Forum Discussion

nickolivo's avatar
12 years ago

Are you using Jenkins?

I'd like to get a feel for who's using Jenkins with TestComplete. If you are, would you mind sounding off here and letting me know how your experience has been? Any gotchas or hiccups that you've run into?



Thanks!



Nick O.

4 Replies

  • gaccardo's avatar
    gaccardo
    New Contributor
    We've been using TestComplete and Jenkins/Hudson for 3 years. Overall, it is a

    fairly good match.  Jenkins is stable and easy to use.  We've created a TestComplete

    framework that produces nUnit output for test cases, so they can be processed by

    Jenkins.  This step is vital if you want to take full advantage of Jenkins.



    There are two downsides to Jenkins.  One, there are numerous jobs that set up

    environments and "glue together" various pieces of testing.  When others want

    to know the status of testing, it is hard to remove these jobs from consideration

    and to aggreate tests run in multiple jobs into one simple view.  For this, we created

    a results database.  Now, automation folks use Jenkins, but everyone else looks

    at an external dashboard.



    The main downside is that Jenkins is only good when there are simple relations between

    test suites/test cases.  For example, you have to run installation on a server before

    running tests on multiple clients.  We are now facing much more complicated workflows

    spread across multiple environments, with numerous interactions among all of the test

    cases.  Doing this with Jenkins will not be practical.



    Regards,

    G
  • I've used Jenkins in the past (and still do) for the existing QTP tests that we have.  I've not been really successful porting over the TC scripts to Jenkins.  One upside that I've seen is that I can run the entire project (instead of a batch job in Jenkins) or I can run each individual test.



    One downside is that I *think* that you need one .bat script for each think you want to run from TC (see above for batch and/or each test).  Would be really great if you could pass parameters on the command-line to TC.  Again, I'm probably wrong, I haven't had much time to look at it.  When I get a better handle on TC, I will absolutely be using Jenkins.
  • You can create jobs in Jenkins that call the TextExecute command line and pass parameters directly. No need to call batch scripts.

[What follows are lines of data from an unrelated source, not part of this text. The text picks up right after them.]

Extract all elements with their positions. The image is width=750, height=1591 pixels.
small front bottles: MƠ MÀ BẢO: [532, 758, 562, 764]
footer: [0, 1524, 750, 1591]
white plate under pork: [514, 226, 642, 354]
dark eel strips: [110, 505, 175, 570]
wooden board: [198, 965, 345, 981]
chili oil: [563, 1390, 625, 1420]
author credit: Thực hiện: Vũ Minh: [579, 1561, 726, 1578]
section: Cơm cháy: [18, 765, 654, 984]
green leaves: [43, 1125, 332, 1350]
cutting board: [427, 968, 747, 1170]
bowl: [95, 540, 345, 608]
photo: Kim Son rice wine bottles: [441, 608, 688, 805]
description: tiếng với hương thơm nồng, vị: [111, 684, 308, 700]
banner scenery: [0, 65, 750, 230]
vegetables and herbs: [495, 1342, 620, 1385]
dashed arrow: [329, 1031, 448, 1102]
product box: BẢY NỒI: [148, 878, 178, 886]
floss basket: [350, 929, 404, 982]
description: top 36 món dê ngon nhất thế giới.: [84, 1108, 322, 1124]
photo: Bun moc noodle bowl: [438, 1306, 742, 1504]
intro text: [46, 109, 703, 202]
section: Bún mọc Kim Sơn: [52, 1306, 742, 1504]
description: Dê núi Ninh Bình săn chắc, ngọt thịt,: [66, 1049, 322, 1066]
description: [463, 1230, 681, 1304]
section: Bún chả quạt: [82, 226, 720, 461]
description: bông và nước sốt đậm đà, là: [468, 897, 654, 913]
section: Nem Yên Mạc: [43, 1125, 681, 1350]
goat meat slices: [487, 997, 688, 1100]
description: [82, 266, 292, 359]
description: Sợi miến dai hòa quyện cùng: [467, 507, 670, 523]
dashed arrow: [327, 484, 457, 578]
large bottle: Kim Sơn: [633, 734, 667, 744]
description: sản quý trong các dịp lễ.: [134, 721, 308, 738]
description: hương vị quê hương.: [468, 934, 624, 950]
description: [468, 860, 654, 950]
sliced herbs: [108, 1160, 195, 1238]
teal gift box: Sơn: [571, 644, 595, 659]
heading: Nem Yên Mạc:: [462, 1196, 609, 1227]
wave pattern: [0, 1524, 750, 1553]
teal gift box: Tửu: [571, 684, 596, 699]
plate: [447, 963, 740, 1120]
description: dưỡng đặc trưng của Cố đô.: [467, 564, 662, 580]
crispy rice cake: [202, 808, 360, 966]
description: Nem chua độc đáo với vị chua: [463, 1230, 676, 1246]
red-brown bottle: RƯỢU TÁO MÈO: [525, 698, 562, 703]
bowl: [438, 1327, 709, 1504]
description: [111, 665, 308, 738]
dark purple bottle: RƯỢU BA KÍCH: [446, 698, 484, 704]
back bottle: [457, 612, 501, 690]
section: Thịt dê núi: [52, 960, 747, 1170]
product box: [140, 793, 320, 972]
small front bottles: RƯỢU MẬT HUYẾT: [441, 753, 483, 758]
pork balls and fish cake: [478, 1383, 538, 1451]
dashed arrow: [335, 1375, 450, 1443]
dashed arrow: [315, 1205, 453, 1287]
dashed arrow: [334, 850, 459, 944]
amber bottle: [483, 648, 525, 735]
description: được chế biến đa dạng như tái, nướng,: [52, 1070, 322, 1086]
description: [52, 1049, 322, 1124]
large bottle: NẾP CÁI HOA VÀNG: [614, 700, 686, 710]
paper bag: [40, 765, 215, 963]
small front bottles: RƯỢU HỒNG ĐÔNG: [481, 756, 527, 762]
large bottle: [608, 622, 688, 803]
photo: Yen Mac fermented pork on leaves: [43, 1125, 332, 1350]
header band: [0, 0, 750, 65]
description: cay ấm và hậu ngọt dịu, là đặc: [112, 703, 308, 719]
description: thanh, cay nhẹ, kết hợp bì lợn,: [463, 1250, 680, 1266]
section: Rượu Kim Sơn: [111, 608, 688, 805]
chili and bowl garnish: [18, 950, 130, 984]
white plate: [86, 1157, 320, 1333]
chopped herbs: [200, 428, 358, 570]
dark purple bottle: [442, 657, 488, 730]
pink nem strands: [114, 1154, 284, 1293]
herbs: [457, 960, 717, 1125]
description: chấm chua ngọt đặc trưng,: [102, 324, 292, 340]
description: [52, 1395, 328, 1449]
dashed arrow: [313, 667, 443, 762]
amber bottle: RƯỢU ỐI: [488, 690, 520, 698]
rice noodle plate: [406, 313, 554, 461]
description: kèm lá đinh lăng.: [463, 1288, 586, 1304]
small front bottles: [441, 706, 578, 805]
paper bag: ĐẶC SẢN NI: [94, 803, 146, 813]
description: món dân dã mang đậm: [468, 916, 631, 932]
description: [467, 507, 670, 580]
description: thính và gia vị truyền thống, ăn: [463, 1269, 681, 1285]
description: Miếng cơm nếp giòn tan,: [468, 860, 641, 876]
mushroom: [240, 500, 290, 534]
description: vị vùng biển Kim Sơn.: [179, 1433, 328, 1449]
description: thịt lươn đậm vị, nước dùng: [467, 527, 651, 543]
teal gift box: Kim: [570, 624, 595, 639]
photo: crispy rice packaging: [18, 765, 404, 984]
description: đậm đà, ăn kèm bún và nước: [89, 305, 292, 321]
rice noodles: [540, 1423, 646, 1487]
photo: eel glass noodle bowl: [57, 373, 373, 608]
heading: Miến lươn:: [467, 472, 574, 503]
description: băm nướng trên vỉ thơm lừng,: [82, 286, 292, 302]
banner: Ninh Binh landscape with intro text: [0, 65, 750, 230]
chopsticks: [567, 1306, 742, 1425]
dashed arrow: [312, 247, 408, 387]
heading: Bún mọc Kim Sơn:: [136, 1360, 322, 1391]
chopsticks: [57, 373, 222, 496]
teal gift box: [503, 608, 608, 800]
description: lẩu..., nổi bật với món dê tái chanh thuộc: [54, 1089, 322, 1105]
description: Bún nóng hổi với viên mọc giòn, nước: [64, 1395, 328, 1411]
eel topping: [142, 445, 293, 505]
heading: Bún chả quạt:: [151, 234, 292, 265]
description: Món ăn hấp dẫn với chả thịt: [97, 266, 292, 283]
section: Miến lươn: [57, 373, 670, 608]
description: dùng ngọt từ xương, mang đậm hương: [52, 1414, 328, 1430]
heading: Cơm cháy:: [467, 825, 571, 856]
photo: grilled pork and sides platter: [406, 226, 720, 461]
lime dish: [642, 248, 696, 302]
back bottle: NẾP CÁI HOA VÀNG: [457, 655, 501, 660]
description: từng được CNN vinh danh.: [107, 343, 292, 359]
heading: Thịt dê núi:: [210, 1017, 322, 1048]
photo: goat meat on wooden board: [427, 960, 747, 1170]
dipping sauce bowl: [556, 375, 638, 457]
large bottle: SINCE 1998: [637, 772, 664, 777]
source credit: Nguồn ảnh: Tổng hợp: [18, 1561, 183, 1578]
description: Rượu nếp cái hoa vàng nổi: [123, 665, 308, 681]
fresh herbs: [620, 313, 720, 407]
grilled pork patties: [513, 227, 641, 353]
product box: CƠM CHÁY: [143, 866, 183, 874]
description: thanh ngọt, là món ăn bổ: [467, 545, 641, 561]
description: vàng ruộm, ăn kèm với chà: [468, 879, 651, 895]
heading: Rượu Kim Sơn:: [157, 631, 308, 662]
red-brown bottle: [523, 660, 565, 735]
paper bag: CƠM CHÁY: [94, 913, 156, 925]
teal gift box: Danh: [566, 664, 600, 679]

    For instance a Jenkins job to update the test config from SVN, then run database tests:




    cmd /K svn update C:\Testing\TestComplete



    testexecute C:\Testing\TestComplete\Acme.pjs "%JOB_NAME%" Database %NODE_NAME% /run /project:Acme /unit:Control /routine:RemoteTest /exit /ns /SilentMode



    TestExecute will be aware of all the parameters passed in the command line.



    Provided you can work out the correct locations, you can build Log event handlers to convert log messages to a Junit/XML format that Jenkins can understand.

     

    You can also address the Jenkins API directly by creating an http client in TestComplete, giving you full access to job results for aggregation and reporting, etc.